Cet article développe un argumentaire qui peut être interprété comme un plaidoyer tendant à défendre le "marché" de la microfinance contre les interventions de l'Etat d'Andhra Pradesh, Etat qui est soupçonné de favoriser son modèle de microfinance au détriment du modèle "privé". Cette présentation serait intéressante si elle ne s'appuyait pas sur un certain nombre de contre-vérités ou d'omissions. Ells sont difficilement acceptables pour des chercheurs.
Reprenons ces points : "un taux record de remboursement des IMF [Institutions de microfinance] reflétait la confiance construite depuis plusieurs années entre les emprunteurs et les IMF". Cela voudrait dire que les IMF ont la "confiance" des emprunteurs. Le taux de remboursement n'est pas le fait d'une "confiance", mais celui du "besoin de crédit" qu'ont les populations pour survivre. Toutes nos enquêtes montent que 90 % de la population est endettée et ne survit qu'en passant d'un crédit à l'autre. Les familles prennent du crédit auprès des IMF non parce qu'elles ont "confiance" mais parce qu'elles ne peuvent pas faire autrement. Elles remboursent à 100 % non par "confiance" mais parce qu'elles ont besoin de renouveler le crédit pour vivre. Très souvent elles prennent un crédit pour rembourser un autre. Les familles n'ont pas plus confiance dans les systèmes privés que dans les systèmes de crédit mis en place par l'Etat. Pour elles c'est une nécessité. Les mesures prises par l'Etat pour contrôler les excès des IMF ne vont pas changer le "niveau de confiance".
"Les pauvres, comme c'était le cas avant la microfinance, devront se tourner vers les prêteurs informels dont les taux d'intérêt sont au minimum deux fois plus élevés que ceux des IMF. […] Les taux d'intérêt pratiqués par les IMF en Inde sont parmi les plus bas du monde (environ 24 % par an)." Un des reproches fait par les autorités locales et confirmé par nos recherches et celles de diverses commissions d'enquêtes montrent que si les taux affichés par les IMF sont proches de 2 % par mois (24 % sur l'année), ils sont en réalité plus proche de 3 à 5 % par mois (36 à 60 %) si l'ont y ajoute les frais d'entrée, les frais de dossiers et d'assurance. Nos recherches établissent que les taux des prêteurs privés (le terme d'usurier est péjoratif et ne correspond pas à la réalité) sont extrêmement variables. Les taux les plus fréquents sont autour de 3 à 5 % par mois (donc moins du double des IMF), mais comme ces prêteurs acceptent des reports de paiement le taux effectif est très proche de celui des IMF actuellement sur la sellette.
LUCRATIVITÉ
"Des rumeurs ont couru sur des suicides liés à des dettes d'IMF." Ce ne sont pas des "rumeurs" mais des suicides bien réels. Ensuite une telle formulation n'est pas exacte. Ces suicides sont avant tout liés au harcèlement des agents des IMF pour obliger les familles à rembourser. Ce que met en cause le gouvernement d'Andhra Pradesh n'est pas la microfinance du secteur privé mais ce sont les pratiques d'IMF "commerciales" qui cherchent à tout prix à maximiser leur profit, quitte à mettre une pression "inhumaine" au remboursement. Qu'il y ait récupération politique ne peut être nié mais ceci ne peut justifier la défense d'une microfinance soumise à une logique de lucrativité.

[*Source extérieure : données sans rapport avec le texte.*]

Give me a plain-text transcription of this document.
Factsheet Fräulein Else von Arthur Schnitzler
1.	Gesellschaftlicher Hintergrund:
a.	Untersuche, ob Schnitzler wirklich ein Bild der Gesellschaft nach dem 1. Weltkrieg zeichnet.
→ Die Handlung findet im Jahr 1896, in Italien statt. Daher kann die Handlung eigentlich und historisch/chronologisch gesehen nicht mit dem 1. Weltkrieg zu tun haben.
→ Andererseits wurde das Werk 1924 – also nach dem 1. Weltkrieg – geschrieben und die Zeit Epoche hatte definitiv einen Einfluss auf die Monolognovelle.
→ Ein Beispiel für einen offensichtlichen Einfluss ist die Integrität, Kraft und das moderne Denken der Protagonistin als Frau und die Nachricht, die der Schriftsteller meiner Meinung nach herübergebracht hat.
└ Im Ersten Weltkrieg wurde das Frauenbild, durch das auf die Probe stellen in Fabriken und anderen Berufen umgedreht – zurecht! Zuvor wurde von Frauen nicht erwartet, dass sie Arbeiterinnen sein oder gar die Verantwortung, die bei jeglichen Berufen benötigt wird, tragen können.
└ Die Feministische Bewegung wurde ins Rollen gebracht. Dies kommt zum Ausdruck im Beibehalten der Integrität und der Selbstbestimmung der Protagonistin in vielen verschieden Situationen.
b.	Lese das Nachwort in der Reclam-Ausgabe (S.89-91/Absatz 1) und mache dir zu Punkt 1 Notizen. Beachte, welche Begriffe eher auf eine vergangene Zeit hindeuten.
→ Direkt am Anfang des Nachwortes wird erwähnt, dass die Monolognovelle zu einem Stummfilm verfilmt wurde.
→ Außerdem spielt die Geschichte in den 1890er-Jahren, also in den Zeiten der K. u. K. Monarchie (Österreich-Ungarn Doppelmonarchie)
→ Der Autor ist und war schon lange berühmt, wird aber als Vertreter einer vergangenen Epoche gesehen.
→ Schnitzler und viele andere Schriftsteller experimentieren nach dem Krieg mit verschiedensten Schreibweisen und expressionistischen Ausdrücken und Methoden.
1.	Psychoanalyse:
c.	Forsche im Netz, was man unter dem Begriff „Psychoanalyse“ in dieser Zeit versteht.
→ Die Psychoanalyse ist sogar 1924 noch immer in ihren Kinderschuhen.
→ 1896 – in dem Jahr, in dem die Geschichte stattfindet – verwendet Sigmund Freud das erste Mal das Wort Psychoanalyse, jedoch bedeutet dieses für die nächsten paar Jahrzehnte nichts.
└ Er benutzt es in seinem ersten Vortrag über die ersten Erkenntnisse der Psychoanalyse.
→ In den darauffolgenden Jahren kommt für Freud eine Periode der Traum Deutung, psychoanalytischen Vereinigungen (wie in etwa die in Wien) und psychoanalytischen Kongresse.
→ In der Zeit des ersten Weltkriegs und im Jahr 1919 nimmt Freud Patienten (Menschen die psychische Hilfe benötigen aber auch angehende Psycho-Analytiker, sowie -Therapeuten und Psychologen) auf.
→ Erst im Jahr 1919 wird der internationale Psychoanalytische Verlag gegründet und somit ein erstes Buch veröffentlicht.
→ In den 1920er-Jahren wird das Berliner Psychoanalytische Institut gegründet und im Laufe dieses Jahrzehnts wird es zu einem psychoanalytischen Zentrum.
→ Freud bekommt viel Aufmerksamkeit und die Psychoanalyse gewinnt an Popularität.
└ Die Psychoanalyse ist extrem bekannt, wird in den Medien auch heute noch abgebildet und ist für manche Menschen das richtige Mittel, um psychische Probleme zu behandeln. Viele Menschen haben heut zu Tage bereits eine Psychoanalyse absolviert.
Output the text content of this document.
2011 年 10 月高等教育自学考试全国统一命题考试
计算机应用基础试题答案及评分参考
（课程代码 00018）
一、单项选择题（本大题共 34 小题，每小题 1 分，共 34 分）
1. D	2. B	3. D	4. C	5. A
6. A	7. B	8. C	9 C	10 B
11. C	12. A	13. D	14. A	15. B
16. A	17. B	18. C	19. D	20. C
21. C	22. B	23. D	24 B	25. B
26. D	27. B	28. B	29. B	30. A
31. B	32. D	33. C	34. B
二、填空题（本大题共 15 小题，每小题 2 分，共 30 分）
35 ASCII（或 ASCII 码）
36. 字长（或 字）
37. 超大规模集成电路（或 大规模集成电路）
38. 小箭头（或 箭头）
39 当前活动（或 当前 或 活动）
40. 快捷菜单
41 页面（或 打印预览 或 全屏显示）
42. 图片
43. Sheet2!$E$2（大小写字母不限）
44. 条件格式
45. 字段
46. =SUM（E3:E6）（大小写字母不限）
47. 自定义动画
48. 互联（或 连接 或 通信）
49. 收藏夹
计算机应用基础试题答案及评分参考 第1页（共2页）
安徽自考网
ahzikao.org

La défense de la microfinance à laquelle nous souscrivons dans ses principes ne doit pas devenir "idéologique et partisane" car elle conduit à prendre des libertés avec la réalité, et à couvrir des pratiques inacceptables au détriment des plus démunis… et des plus surendettés.
Les pistes à proposer passeraient plutôt par la formation et l'accompagnement des plus fragiles pour qu'ils maîtrisent leur endettement. Ceci n'était-il pas la vocation première du microcrédit ? Or cette vocation a été largement oubliée au profit d'une microfinance soumise à des intérêts privés. La solution n'est ni dans l'exclusion des "moins rentables", ni par une répression des "fraudeurs" par des "centrales de risque". Celles-ci ne pourront que se révéler largement inefficaces dans le contexte indien de forte présence de prêteurs privés informels.